С его появлением в городе обрела большую живость работа в мастерской, куда Вити частенько заходил и немало порассказал о виденном им в Ферраре и Мантуе, где со своим учителем Франчей он почти год работал при дворе маркизы Изабеллы д’Эсте. Ему довелось там видеть, как Андреа Мантенья завершал свой знаменитый фресковый цикл на мифологические темы в studiolo – рабочем кабинете маркизы и росписи в Camera degli Sposi, прославившие семейство Гонзага.
Весельчак Вити, чья мастерская была по соседству, рассказал также о Перуджино, от которого маркиза Изабелла д’Эсте никак не могла добиться завершения заказанной картины на мифологический сюжет. У мастера не получалось что-то на картине, и дело кончилось размолвкой с требовательной заказчицей. А вот с венецианцем Беллини-старшим маркиза вконец рассорилась, и дело чуть не дошло до суда.
Как зачарованный Рафаэль слушал рассказы старшего товарища о его впечатлениях от работ великих мастеров. Особенно поразил рассказ о Флоренции, где Вити стал очевидцем бурных драматических событий. Ему довелось побывать в переполненном до отказа флорентийском соборе Санта-Мария дель Фьоре на проповеди доминиканского монаха Савонаролы. Среди прихожан в соборе находились известные гуманисты, поэты и художники – интеллектуальная элита славного города. Грозя неминуемой карой вероотступникам, погрязшим в роскоши и разврате, неистовый доминиканец решительно потребовал изгнания из Флоренции зарвавшихся Медичи и иже с ними. Как старозаветный пророк, он призвал всех к немедленному покаянию и аскезе. Под конец гневной проповеди в истеричном запале он прокричал срывающимся фальцетом, заставив всех присутствующих содрогнуться:
– Одумайтесь, христопродавцы, уймитесь! Иначе я залью водами потопа всю грешную землю!

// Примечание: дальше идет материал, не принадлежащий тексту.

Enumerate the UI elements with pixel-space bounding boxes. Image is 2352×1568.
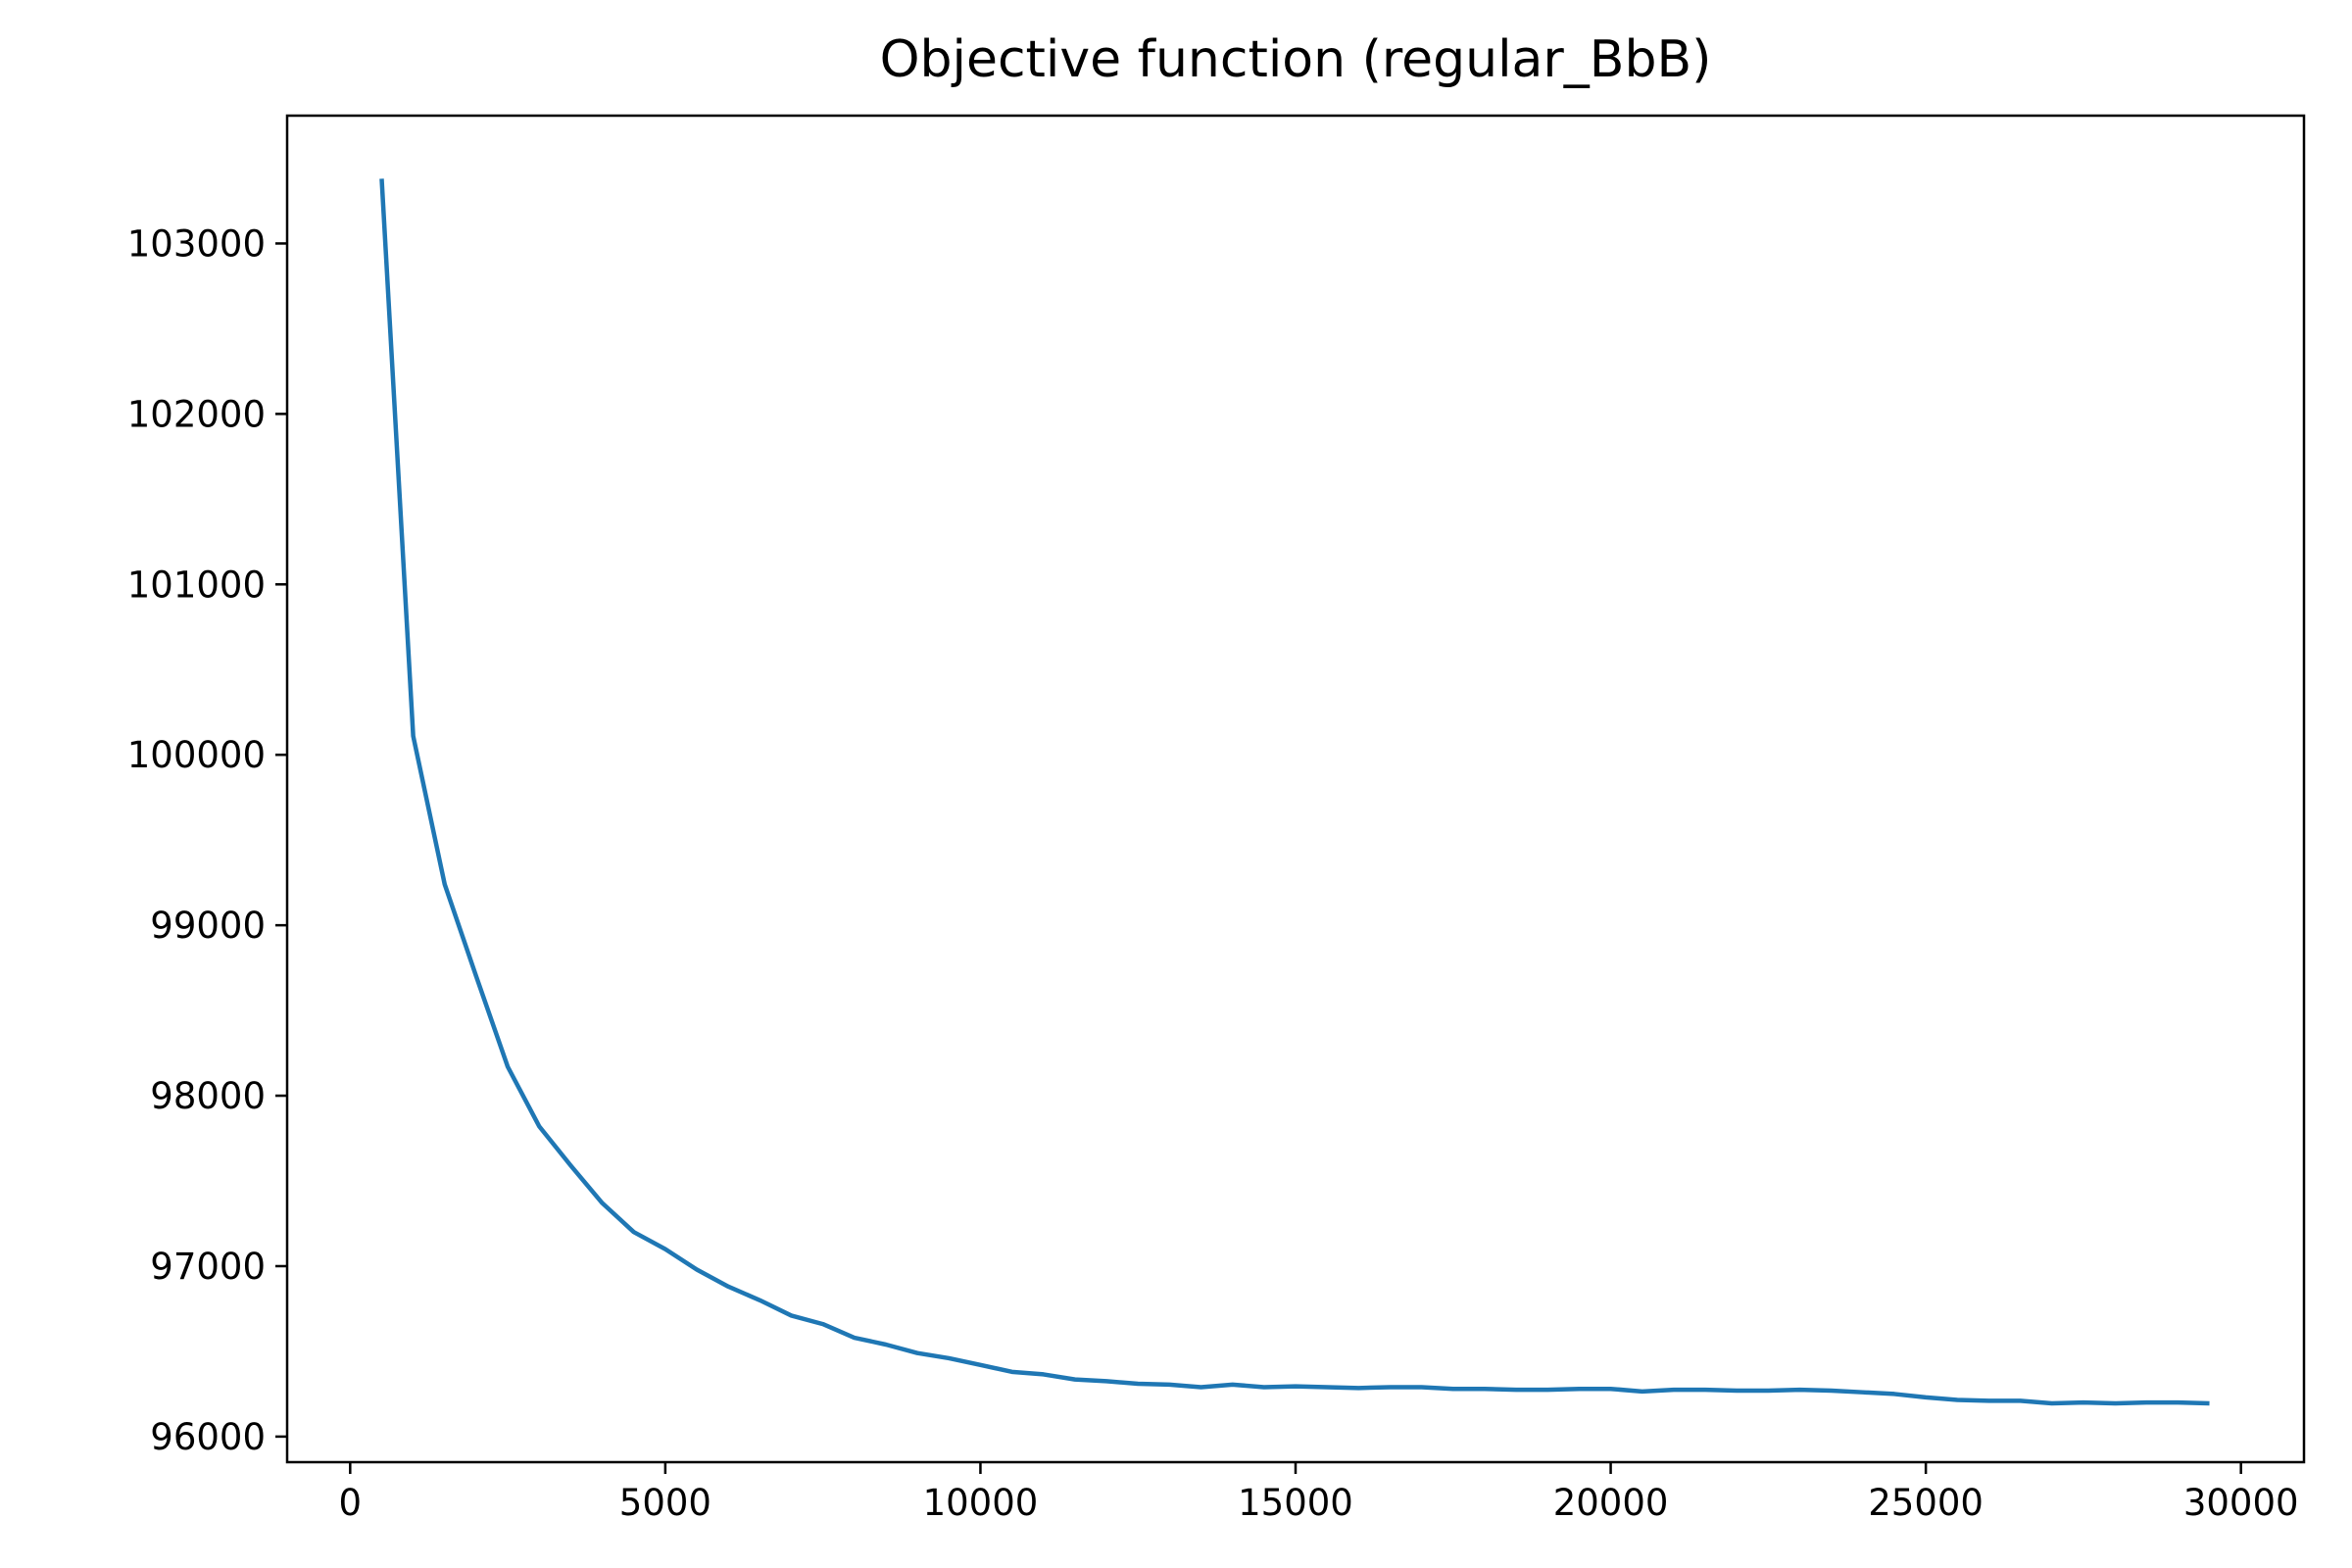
- y-tick-label: 100000: [127, 734, 266, 776]
- y-tick-label: 99000: [150, 905, 266, 947]
- y-tick-label: 103000: [127, 222, 266, 265]
- chart-title: Objective function (regular_BbB): [880, 30, 1712, 89]
- x-axis: 0 5000 10000 15000 20000 25000 30000: [339, 1462, 2299, 1524]
- x-tick-label: 30000: [2183, 1482, 2299, 1524]
- y-tick-label: 102000: [127, 393, 266, 435]
- y-tick-label: 97000: [150, 1246, 266, 1288]
- series-line-0: [379, 178, 2210, 1406]
- plot-area-frame: [285, 114, 2306, 1464]
- y-tick-label: 96000: [150, 1416, 266, 1458]
- x-tick-label: 25000: [1868, 1482, 1984, 1524]
- y-tick-label: 98000: [150, 1075, 266, 1117]
- x-tick-label: 20000: [1553, 1482, 1669, 1524]
- y-tick-label: 101000: [127, 564, 266, 606]
- x-tick-label: 5000: [619, 1482, 711, 1524]
- x-tick-label: 15000: [1238, 1482, 1353, 1524]
- series-layer: [379, 178, 2210, 1406]
- y-axis: 96000 97000 98000 99000 100000 101000 102000 10…: [127, 222, 287, 1458]
- x-tick-label: 10000: [923, 1482, 1039, 1524]
- x-tick-label: 0: [339, 1482, 363, 1524]
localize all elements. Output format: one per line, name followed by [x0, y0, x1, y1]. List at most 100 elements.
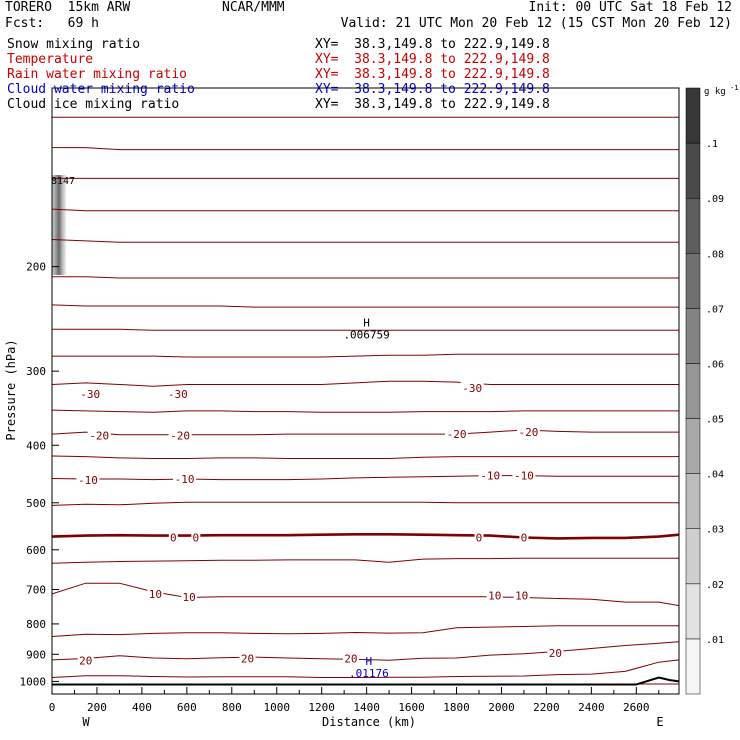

Последние слова с угрозой были взяты им из Библии – Ecce adducam aquam diluvii super terram. Проповедь монаха ошеломила многих. Находившийся в соборе Пико делла Мирандола, по совету которого Лоренцо Великолепный пригласил доминиканского монаха во Флоренцию, побледнел и чуть не потерял сознание то ли от нервного потрясения, то ли от давки и духоты. А Микеланджело и вовсе решил бежать хоть на край света, услышав, что его покровителям Медичи грозит изгнание. Для Флоренции наступили тяжелые времена. В умах горожан полная неразбериха и растерянность, словно в канун неминуемых бедствий.
– Доминиканец, – продолжил свой рассказ Вити, – вполне оправдывает название своего ордена Domini canis – Псы Господа. Савонарола, как верный пес, всюду вынюхивает крамолу. Сам того не подозревая, он посеял вместо зерен плевелы, и теперь приходится пожинать плоды самых низменных страстей, пробудившихся в людях.